Vanderbilt Health researchers discovered that cancer patients who have clonal hematopoiesis of indeterminate potential (CHIP) are at increased risk for heart disease following cancer treatment, according to a release.
The findings were published on January 8 in JAMA Oncology. They emphasize the potential benefits of screening patients for CHIP before they undergo cancer treatment so they can be more closely monitored for heart complications.
The researchers were able to determine which patients had CHIP by using Vanderbilt Health’s biorepository, BioVU, to link electronic health records with whole-genome sequencing data. They compared the cardiovascular health outcomes of the patients with CHIP to outcomes of patients without the condition. All the patients had been diagnosed with solid tumors, and none had heart failure, ischemic heart disease or arrhythmia before undergoing cancer treatment.

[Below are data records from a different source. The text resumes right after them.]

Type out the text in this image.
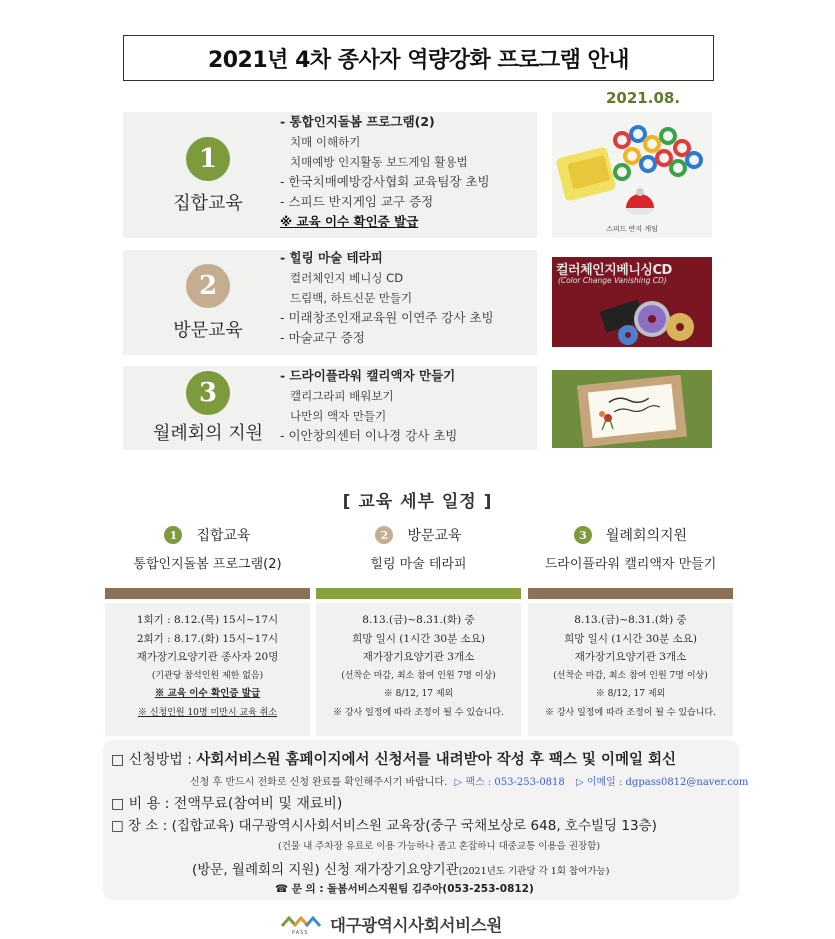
2021년 4차 종사자 역량강화 프로그램 안내
2021.08.
1
집합교육
- 통합인지돌봄 프로그램(2)
치매 이해하기
치매예방 인지활동 보드게임 활용법
- 한국치매예방강사협회 교육팀장 초빙
- 스피드 반지게임 교구 증정
※ 교육 이수 확인증 발급	스피드 반지 게임
2
방문교육
- 힐링 마술 테라피
컬러체인지 베니싱 CD
드림백, 하트신문 만들기
- 미래창조인재교육원 이연주 강사 초빙
- 마술교구 증정
컬러체인지베니싱CD
(Color Change Vanishing CD)
3
월례회의 지원
- 드라이플라워 캘리액자 만들기
캘리그라피 배워보기
나만의 액자 만들기
- 이안창의센터 이나경 강사 초빙
[ 교육 세부 일정 ]
1	집합교육
통합인지돌봄 프로그램(2)
1회기 : 8.12.(목) 15시~17시
2회기 : 8.17.(화) 15시~17시
재가장기요양기관 종사자 20명
(기관당 참석인원 제한 없음)
※ 교육 이수 확인증 발급
※ 신청인원 10명 미만시 교육 취소
2	방문교육
힐링 마술 테라피
8.13.(금)~8.31.(화) 중
희망 일시 (1시간 30분 소요)
재가장기요양기관 3개소
(선착순 마감, 최소 참여 인원 7명 이상)
※ 8/12, 17 제외
※ 강사 일정에 따라 조정이 될 수 있습니다.
3	월례회의지원
드라이플라워 캘리액자 만들기
8.13.(금)~8.31.(화) 중
희망 일시 (1시간 30분 소요)
재가장기요양기관 3개소
(선착순 마감, 최소 참여 인원 7명 이상)
※ 8/12, 17 제외
※ 강사 일정에 따라 조정이 될 수 있습니다.
□ 신청방법 : 사회서비스원 홈페이지에서 신청서를 내려받아 작성 후 팩스 및 이메일 회신
신청 후 반드시 전화로 신청 완료를 확인해주시기 바랍니다. ▷ 팩스 : 053-253-0818 ▷ 이메일 : dgpass0812@naver.com
□ 비 용 : 전액무료(참여비 및 재료비)
□ 장 소 : (집합교육) 대구광역시사회서비스원 교육장(중구 국채보상로 648, 호수빌딩 13층)
(건물 내 주차장 유료로 이용 가능하나 좁고 혼잡하니 대중교통 이용을 권장함)
(방문, 월례회의 지원) 신청 재가장기요양기관(2021년도 기관당 각 1회 참여가능)
☎ 문 의 : 돌봄서비스지원팀 김주아(053-253-0812)
PASS 대구광역시사회서비스원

Over a 10-year period following treatment, patients with CHIP had a significantly higher incidence of heart failure (20.3% versus 14.5%) and ischemic cardiovascular disease (25.3% versus 18.5%). The effect was amplified in patients who received more intensive chemotherapy.
The patients received chemotherapy, radiotherapy, immunotherapy, or a combination of the treatments. Cardiovascular disease is the leading cause of noncancer deaths among cancer survivors.
The researchers analyzed data from 8,004 patients, and 549 of them were identified with CHIP. To their knowledge, the study is the largest to date evaluating the association between CHIP and cardiovascular disease in patients with solid tumors who underwent cancer treatment. Most patients with CHIP were male (54% versus 45%) and had hypertension (78% versus 69%) compared to patients without the condition.